There are a significant number of viruses that can infect poultry. Such viruses include infectious bronchitis virus (IBV), infectious bursal disease virus (IBDV), Newcastle disease virus (NDV), Infectious Laryngotracheitis (ILTV), Mareks disease virus (MDV), Herpesvirus of Turkeys (HVT) which is also known as MDV3, and avian metapneumoviruses (aMPV). There also are a number of bacteria that can infect poultry, including Pasteurella multocida, Salmonella ssp., Escherichia coli, Mycoplasma ssp., Avibacterium paragallinararum, Erysipelas ssp., Campylobacter ssp., Vibrio ssp., and Clostridium perfringens. Parasites, such as Eimeria, also can infect poultry.

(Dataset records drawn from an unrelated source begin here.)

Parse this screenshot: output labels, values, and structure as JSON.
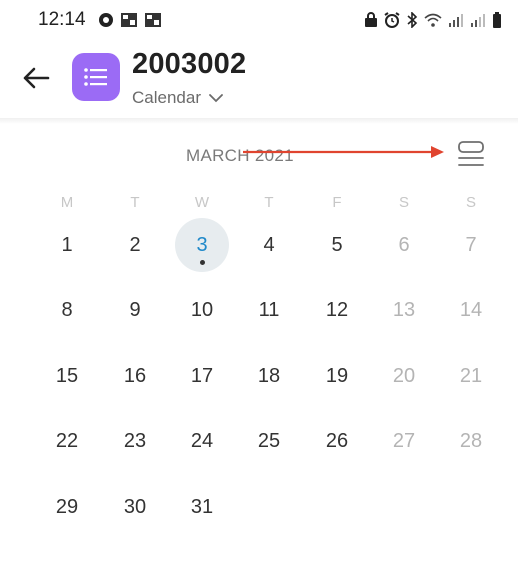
{
  "status": {
    "time": "12:14",
    "left_icons": [
      "notification-icon",
      "image-icon",
      "image-icon"
    ],
    "right_icons": [
      "lock-icon",
      "alarm-icon",
      "bluetooth-icon",
      "wifi-icon",
      "signal-icon",
      "signal-icon",
      "battery-icon"
    ]
  },
  "header": {
    "title": "2003002",
    "subtitle": "Calendar",
    "app_icon": "list-icon",
    "app_icon_color": "#9b6bf5"
  },
  "calendar": {
    "month_label": "MARCH 2021",
    "weekdays": [
      "M",
      "T",
      "W",
      "T",
      "F",
      "S",
      "S"
    ],
    "weeks": [
      [
        "1",
        "2",
        "3",
        "4",
        "5",
        "6",
        "7"
      ],
      [
        "8",
        "9",
        "10",
        "11",
        "12",
        "13",
        "14"
      ],
      [
        "15",
        "16",
        "17",
        "18",
        "19",
        "20",
        "21"
      ],
      [
        "22",
        "23",
        "24",
        "25",
        "26",
        "27",
        "28"
      ],
      [
        "29",
        "30",
        "31",
        "",
        "",
        "",
        ""
      ]
    ],
    "today": "3",
    "today_color": "#1e88c9",
    "annotation_arrow_color": "#e0442f"
  }
}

It is now widely accepted that the best way of preventing disease due to bacterial, parasital, or virus infections in poultry is to vaccinate them against these organisms. Moreover, multivalent live attenuated virus or bacterial vaccines can be safely administered that limit the number of vaccine injections required. Accordingly, there are many commercially available multivalent live virus vaccines that protect against multiple pathogens. However, heretofore, live attenuated avian viruses have been unstable when stored in liquid solutions. Therefore, most live attenuated avian virus vaccines are lyophilized, i.e., freeze-dried or frozen, prior to their long-term storage. The live attenuated avian virus is commonly mixed as a suspension in water with a protective agent, frozen, and then dehydrated by sublimation and secondary drying during the lyophilization process. The low temperatures of freezing and drying by sublimation, together with the low surface to volume ratios involved, can require long drying periods and thereby, significantly increase manufacturing time and costs.
In addition, there are inherent inconsistencies in large commercial drying processes due to: the inability to adjust the shelf temperature across the entire product load, variable freezing rates across the dryer, edge effects, and radiant energy effects. Increasing the drying temperature to reduce drying times is often not an option since the drying temperature has to remain significantly below the glass-transition temperature of the protective protein matrix. Moreover, the long inconsistent drying times and/or high drying temperatures often lead to structural damage to the live attenuated viruses, along with a significant loss of their biologic activity.
Consequently, in order to account for the inherent loss in efficacy, lyophilized poultry vaccines that comprise live attenuated viruses are stored with augmented titers. However, such increased titers can lead to significant adverse events should the lyophilization process actually lead to less loss of activity than anticipated. Therefore, great care is required to formulate a vaccine to contain a virus titer that is not only safely below the amount that leads to adverse events, but that also maintains sufficient efficacy in view of the virus titer loss due to lyophilization and subsequent storage.
Furthermore, there is a limitation to the size of a lyophilization vials and/or number of doses contained within such vials due to relatively small standard stopper sizes for the tops of these vials. Therefore, large volumes of liquid become difficult to sublimate through the relatively small openings. Therefore, there is a need for new live attenuated avian virus vaccines that can reliably retain their virus titers at a safe and efficacious level.
Additionally, the smallest vial size available for most poultry vaccines is 1000 doses. Vials of lyophilized vaccines must be used in their entirety after rehydration of the freeze dried cake. This makes it difficult for the growing number of small poultry farmers who have to buy a large dose size to vaccinate only a few birds. There is therefore a need for poultry vaccines where a single vial can be used over multiple days, weeks or even months, thus reducing the cost and encouraging vaccination of smaller flocks.
Finally, avian vaccines can be packaged with as many as 25,000 doses per vial, which are subsequently mixed by the user and placed in drinking water or sprayed on the flock. This requires the user to remove the metal sealing ring and stopper, flush the lyophilized vaccine out by submerging the vial in a large bucket of water, then mixing the solution with a large whisk or paddle. This is neither hygienic for the user or the poultry species for which the vaccine is intended. Indeed, dealing with lyophilized vials is particularly vexing in a commercial environment where the vaccine recipients, e.g., the fowl, reside.
The citation of any reference herein should not be construed as an admission that such reference is available as “prior art” to the instant application.